Haben sich nun kauflustige Gäste eingefunden, so müssen sich die männlichen wie die weiblichen Sklaven in zwei abgesonderten Haufen aufstellen. Jeder sucht sich darunter aus, was ihm gefällt, und führt es zur Seite. Dann erst wird gehandelt, wie hoch der Kopf durch die Bank gelten soll. Gewöhnlich kommt dieser Preis für die Männer auf vierhundert bis vierhundertfünfzig Gulden zu stehen. Auch junge Burschen von acht bis zehn Jahren und darüber erreichen diesen Preis so ziemlich. Ein Weibsbild wird je nach ihrem Aussehen für zweihundert bis dreihundert Gulden losgeschlagen, hat sie aber noch Jugend, Fülle und Schönheit, so steigt sie im Werte bis auf achthundert und tausend Gulden und wird oft von Kennern noch ausschweifender bezahlt.

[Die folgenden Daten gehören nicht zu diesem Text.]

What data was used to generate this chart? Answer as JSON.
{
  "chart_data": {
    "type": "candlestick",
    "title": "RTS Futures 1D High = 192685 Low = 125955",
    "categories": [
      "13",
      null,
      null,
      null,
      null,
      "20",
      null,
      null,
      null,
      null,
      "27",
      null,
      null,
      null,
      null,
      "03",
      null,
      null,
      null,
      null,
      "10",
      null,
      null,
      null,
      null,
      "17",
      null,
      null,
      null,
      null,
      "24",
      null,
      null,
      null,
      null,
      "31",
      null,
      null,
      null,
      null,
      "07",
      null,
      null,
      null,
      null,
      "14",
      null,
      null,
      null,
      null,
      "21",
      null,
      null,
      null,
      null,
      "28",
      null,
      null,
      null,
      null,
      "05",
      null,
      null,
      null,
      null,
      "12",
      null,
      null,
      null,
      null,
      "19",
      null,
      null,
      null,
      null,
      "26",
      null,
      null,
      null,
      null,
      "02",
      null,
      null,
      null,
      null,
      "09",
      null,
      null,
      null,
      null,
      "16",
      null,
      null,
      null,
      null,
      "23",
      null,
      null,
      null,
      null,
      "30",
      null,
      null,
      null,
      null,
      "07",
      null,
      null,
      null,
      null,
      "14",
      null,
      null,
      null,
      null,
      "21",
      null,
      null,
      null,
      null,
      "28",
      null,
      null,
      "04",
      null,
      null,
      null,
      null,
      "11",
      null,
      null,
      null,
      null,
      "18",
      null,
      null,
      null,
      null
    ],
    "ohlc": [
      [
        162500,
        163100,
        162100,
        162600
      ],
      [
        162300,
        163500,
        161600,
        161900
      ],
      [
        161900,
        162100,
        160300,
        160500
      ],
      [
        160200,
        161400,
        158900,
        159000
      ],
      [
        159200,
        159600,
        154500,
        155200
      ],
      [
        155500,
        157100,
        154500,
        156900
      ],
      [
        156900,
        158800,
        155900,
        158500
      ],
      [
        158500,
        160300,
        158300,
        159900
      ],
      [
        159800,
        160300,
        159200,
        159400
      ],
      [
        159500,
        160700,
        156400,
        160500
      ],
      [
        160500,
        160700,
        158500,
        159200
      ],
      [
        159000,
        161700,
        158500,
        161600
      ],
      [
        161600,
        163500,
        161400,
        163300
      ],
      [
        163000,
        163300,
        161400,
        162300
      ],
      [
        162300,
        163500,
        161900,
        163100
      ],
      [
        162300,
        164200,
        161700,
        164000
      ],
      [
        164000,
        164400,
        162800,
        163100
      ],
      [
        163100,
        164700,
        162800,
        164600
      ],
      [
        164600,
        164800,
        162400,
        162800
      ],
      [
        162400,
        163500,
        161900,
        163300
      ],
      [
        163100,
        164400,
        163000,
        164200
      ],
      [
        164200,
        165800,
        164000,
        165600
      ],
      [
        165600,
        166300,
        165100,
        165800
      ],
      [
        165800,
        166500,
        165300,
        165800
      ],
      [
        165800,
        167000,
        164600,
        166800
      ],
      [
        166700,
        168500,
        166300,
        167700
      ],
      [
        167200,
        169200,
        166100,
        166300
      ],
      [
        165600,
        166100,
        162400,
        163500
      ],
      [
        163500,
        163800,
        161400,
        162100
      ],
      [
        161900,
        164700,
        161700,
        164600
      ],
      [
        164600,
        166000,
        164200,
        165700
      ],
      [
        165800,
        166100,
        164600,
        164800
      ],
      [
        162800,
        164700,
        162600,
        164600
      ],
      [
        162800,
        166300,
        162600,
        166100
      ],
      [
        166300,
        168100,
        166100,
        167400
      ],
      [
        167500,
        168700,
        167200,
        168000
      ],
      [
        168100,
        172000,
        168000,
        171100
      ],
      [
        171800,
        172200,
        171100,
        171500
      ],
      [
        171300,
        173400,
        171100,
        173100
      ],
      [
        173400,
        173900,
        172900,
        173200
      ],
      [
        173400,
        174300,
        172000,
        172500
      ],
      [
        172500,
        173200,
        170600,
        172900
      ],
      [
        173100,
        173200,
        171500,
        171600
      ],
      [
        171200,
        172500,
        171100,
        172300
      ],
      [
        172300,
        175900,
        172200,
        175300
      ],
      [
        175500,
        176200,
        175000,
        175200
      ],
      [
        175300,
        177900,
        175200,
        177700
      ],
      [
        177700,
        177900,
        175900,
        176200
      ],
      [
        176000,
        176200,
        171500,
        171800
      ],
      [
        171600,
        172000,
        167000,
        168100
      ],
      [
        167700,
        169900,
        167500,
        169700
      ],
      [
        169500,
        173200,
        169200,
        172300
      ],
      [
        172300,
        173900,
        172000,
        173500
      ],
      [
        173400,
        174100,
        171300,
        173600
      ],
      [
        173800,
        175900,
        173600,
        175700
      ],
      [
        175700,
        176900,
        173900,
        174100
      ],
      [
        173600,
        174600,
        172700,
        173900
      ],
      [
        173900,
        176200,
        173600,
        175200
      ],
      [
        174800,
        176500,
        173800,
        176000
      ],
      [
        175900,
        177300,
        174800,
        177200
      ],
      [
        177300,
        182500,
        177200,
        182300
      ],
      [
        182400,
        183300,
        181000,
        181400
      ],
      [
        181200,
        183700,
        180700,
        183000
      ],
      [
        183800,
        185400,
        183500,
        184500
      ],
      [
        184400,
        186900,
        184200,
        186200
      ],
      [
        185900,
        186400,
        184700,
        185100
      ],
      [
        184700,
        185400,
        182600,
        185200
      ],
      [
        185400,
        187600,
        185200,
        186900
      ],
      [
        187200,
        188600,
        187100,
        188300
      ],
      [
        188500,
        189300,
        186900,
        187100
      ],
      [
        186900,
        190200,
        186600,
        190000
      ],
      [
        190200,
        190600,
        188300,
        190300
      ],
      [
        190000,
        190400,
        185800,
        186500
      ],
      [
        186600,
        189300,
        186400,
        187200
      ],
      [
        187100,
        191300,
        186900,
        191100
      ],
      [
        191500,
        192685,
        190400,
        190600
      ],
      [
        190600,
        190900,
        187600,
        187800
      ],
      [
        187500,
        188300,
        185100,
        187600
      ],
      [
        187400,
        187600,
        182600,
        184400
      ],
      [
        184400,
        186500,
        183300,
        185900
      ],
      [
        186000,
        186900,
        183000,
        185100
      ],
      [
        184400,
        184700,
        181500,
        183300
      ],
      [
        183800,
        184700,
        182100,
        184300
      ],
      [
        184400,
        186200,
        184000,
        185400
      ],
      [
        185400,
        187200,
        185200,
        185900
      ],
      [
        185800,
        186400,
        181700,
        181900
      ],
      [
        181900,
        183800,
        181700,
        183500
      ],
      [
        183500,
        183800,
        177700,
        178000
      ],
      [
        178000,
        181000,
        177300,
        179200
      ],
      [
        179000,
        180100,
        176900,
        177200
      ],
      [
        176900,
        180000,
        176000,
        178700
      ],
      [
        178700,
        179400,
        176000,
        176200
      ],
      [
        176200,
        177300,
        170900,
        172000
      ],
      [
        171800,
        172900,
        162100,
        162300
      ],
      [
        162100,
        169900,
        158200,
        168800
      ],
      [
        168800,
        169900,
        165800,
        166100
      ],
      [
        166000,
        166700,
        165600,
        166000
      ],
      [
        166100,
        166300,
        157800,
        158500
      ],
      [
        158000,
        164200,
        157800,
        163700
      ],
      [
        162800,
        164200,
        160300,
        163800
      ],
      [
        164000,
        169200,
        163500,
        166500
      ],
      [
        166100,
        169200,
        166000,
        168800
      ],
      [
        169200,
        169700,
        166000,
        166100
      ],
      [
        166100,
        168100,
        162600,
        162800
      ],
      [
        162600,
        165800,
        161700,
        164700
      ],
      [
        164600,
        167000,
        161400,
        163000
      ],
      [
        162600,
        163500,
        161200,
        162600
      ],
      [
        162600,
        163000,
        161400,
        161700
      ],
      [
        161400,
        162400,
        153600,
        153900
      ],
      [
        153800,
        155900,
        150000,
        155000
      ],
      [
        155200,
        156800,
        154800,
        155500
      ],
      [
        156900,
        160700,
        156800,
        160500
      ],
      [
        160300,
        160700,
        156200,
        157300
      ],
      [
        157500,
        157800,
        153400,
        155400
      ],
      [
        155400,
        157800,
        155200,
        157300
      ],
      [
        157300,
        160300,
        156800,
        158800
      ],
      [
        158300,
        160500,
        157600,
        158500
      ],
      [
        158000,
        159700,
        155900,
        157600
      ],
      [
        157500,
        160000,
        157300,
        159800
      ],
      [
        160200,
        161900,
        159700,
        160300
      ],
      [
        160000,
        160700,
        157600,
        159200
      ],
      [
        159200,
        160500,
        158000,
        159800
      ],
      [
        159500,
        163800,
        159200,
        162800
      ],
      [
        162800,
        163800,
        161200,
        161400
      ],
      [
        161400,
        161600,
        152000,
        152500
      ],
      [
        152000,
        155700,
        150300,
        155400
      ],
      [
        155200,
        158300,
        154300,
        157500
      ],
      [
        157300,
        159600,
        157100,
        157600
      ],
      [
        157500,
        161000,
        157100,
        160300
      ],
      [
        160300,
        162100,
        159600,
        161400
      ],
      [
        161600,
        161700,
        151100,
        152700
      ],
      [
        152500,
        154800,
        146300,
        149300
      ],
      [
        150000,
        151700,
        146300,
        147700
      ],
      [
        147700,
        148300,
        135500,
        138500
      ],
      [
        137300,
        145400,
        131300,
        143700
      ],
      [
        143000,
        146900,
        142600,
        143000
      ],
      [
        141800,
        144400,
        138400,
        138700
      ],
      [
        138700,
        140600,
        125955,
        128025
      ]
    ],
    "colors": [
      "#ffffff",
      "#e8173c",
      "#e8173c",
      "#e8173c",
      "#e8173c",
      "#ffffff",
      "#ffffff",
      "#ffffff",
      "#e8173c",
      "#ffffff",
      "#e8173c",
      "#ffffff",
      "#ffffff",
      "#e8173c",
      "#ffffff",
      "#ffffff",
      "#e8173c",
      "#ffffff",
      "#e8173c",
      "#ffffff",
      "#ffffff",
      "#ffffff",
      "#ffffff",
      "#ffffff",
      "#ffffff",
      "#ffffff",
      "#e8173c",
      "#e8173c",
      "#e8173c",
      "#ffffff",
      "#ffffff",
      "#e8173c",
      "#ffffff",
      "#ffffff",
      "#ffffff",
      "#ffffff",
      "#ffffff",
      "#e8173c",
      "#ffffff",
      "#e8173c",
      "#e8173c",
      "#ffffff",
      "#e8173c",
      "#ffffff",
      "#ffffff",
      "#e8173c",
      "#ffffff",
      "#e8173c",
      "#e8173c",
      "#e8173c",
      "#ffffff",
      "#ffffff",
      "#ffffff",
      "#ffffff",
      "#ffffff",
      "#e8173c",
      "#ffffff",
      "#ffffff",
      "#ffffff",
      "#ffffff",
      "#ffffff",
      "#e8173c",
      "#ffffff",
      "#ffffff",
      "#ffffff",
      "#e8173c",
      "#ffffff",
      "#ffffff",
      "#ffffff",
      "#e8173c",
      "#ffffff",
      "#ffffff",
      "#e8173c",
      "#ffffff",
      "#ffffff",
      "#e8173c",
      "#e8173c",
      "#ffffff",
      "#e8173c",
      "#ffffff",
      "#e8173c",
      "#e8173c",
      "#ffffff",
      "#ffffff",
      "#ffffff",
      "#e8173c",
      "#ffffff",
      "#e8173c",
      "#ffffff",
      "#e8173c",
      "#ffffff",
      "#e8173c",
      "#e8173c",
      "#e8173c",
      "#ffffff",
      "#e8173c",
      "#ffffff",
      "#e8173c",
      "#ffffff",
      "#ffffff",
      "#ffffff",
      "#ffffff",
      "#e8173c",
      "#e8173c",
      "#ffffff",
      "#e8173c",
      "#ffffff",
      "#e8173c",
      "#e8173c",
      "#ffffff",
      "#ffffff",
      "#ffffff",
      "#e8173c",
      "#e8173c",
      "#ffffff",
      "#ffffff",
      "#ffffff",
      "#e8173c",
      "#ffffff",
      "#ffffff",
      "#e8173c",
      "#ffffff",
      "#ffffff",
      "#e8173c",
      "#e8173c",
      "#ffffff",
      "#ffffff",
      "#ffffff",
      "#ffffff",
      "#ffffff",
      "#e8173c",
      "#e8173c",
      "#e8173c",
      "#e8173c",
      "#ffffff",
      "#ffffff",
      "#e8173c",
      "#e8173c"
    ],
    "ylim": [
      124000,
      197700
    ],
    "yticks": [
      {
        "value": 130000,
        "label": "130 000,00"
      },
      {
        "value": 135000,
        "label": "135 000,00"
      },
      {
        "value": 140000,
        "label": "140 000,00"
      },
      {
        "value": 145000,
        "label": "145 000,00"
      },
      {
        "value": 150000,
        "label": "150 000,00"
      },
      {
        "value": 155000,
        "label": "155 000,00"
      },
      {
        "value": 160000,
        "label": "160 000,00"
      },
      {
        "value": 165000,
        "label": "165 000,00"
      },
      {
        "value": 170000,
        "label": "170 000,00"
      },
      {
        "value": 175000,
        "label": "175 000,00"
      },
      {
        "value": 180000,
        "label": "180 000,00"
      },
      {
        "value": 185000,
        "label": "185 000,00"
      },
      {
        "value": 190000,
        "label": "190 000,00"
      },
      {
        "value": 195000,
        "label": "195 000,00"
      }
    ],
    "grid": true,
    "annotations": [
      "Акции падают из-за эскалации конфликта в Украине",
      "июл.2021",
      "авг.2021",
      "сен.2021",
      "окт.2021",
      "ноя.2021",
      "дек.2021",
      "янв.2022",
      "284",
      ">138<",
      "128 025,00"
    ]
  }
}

Der Preis wird entweder sofort bar entrichtet, meist aber durch Wechsel ausgeglichen, oder es findet auch ein Tausch mit Kolonieerzeugnissen wie Zucker, Kaffee und dergleichen statt.

Nachdem allmählich auch die erlesene Ware zum Vorschein gekommen ist, bleibt dann wirklich nur der schlechtere Bodensatz zurück. Dieser wird gewöhnlich ausgeboten. Dazu werden diese Neger an Land auf einen eigenen Platz gebracht, wo ein Arzt jeden Sklaven einzeln auf seine Tauglichkeit untersucht. Der Neger muß auf einen Tisch treten, und der Arzt legt Zeugnis ab, daß er fehlerfrei sei oder daß sich dieser oder jener Mangel an ihm finde. Nun wird geboten und nach erfolgtem Zuschlag bis zu dem letzten aufgeräumt.

Wir hatten indes diesmal bei unserm Handel nur wenig Glück. Es waren nämlich kurz zuvor zwei Sklavenschiffe hintereinander hier gewesen, die den Markt überfüllt hatten. Wir mußten einen vorteilhafteren Platz aufsuchen und unsre Wahl fiel auf die benachbarte Kolonie Berbice.

In Berbice fanden wir leider einen ebenso schlechten Markt. Es lagen dort bereits zwei Sklavenschiffe vor Anker. Wir hielten uns also nur drei Tage auf und steuerten nach St. Eustaz. Diese Insel erreichten wir Mitte Februar. Wir hatten das Glück, hier verschiedene Sklavenkäufer von den spanischen Besitzungen auf der Terra firma anzutreffen, an welche wir unsre Ladung samt und sonders mit Vorteil losschlugen.

Mitte April warf ich vor Vlissingen, wohin das Schiff gehörte, glücklich die Anker. Die Reeder bewilligten mir außer der mir gebührenden Gage noch ein besonderes Geschenk von hundert Gulden.